The murky situation doesn’t get clearer with Paxton having the right to appeal within the next 10 days and persuade the legal system to deliver a similar verdict as it did in the case of Oklahoma State pitcher Andy Oliver.

“It’s not just about James, it’s about students across the nation who don’t have due process before they’re suspended,” Richard Johnson, an attorney for Paxton, said in a phone interview with the Kernel.

Paxton’s eligibility is in question after being drafted by the Toronto Blue Jays and after concerns were raised about his relationship with his adviser Scott Boras. Paxton turned down a $1 million signing bonus and a major league contract with Toronto to return to UK and pitch his senior year.

“I gave up a lot to come back here,” Paxton said. “I’m feeling let down they’re not on my side.”

As a result of the situation the NCAA requested that Paxton submit to an NCAA review, which Paxton denied, because he was not told what the review was for. UK, desiring to stay in the good graces of the NCAA, told Paxton that he would not be eligible under NCAA rules if he didn’t comply.

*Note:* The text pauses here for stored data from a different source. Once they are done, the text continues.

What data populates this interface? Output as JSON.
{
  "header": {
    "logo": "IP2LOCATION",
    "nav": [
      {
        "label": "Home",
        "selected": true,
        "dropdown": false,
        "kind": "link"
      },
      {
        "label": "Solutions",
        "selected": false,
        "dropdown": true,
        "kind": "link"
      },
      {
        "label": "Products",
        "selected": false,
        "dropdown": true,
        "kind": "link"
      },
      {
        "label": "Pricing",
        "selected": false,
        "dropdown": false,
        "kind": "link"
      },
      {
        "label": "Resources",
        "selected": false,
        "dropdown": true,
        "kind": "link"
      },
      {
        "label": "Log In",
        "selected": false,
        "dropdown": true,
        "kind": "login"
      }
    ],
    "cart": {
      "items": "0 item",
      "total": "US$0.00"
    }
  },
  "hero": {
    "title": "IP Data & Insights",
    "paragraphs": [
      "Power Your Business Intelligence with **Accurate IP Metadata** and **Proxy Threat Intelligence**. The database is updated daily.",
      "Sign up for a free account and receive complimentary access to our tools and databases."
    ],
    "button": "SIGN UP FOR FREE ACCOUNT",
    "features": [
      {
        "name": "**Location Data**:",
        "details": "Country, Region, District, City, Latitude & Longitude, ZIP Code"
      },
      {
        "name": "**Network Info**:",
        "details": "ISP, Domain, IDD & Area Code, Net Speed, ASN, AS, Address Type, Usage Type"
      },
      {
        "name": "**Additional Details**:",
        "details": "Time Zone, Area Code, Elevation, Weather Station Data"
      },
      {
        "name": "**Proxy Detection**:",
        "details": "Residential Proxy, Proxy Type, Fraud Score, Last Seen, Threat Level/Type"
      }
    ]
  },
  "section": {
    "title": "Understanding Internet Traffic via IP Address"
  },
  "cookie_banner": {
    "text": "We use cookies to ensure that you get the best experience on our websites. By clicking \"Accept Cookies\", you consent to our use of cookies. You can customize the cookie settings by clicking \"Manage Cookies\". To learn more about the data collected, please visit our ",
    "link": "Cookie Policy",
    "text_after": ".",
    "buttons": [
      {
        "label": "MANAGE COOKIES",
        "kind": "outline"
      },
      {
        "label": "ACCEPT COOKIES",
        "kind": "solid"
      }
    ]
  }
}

At the core of the issue are the rules the NCAA enforces. In a situation where UK must resort to infringing upon the rights of a student in order to follow the rules, something is wrong. UK is bending too much to the NCAA if indeed Paxton’s rights as a student were superceded by the NCAA’s rules.

Just because the NCAA can throw its weight around and get athletic departments to cower in their presence doesn’t mean it can break university rules. As a governing body, the NCAA should go above and beyond to ensure the well-being of its athletes, especially in situations like this.

Due process is something everyone deserves. Yes, Paxton must submit to an interview or deal with the consequences UK and the NCAA deem necessary, but he needs to know first on what charges he is being asked to submit to the interview.

It’s sad that this situation has become such a big issue, but it can be easily resolved if the adults play by the rules and keep students’ rights in mind.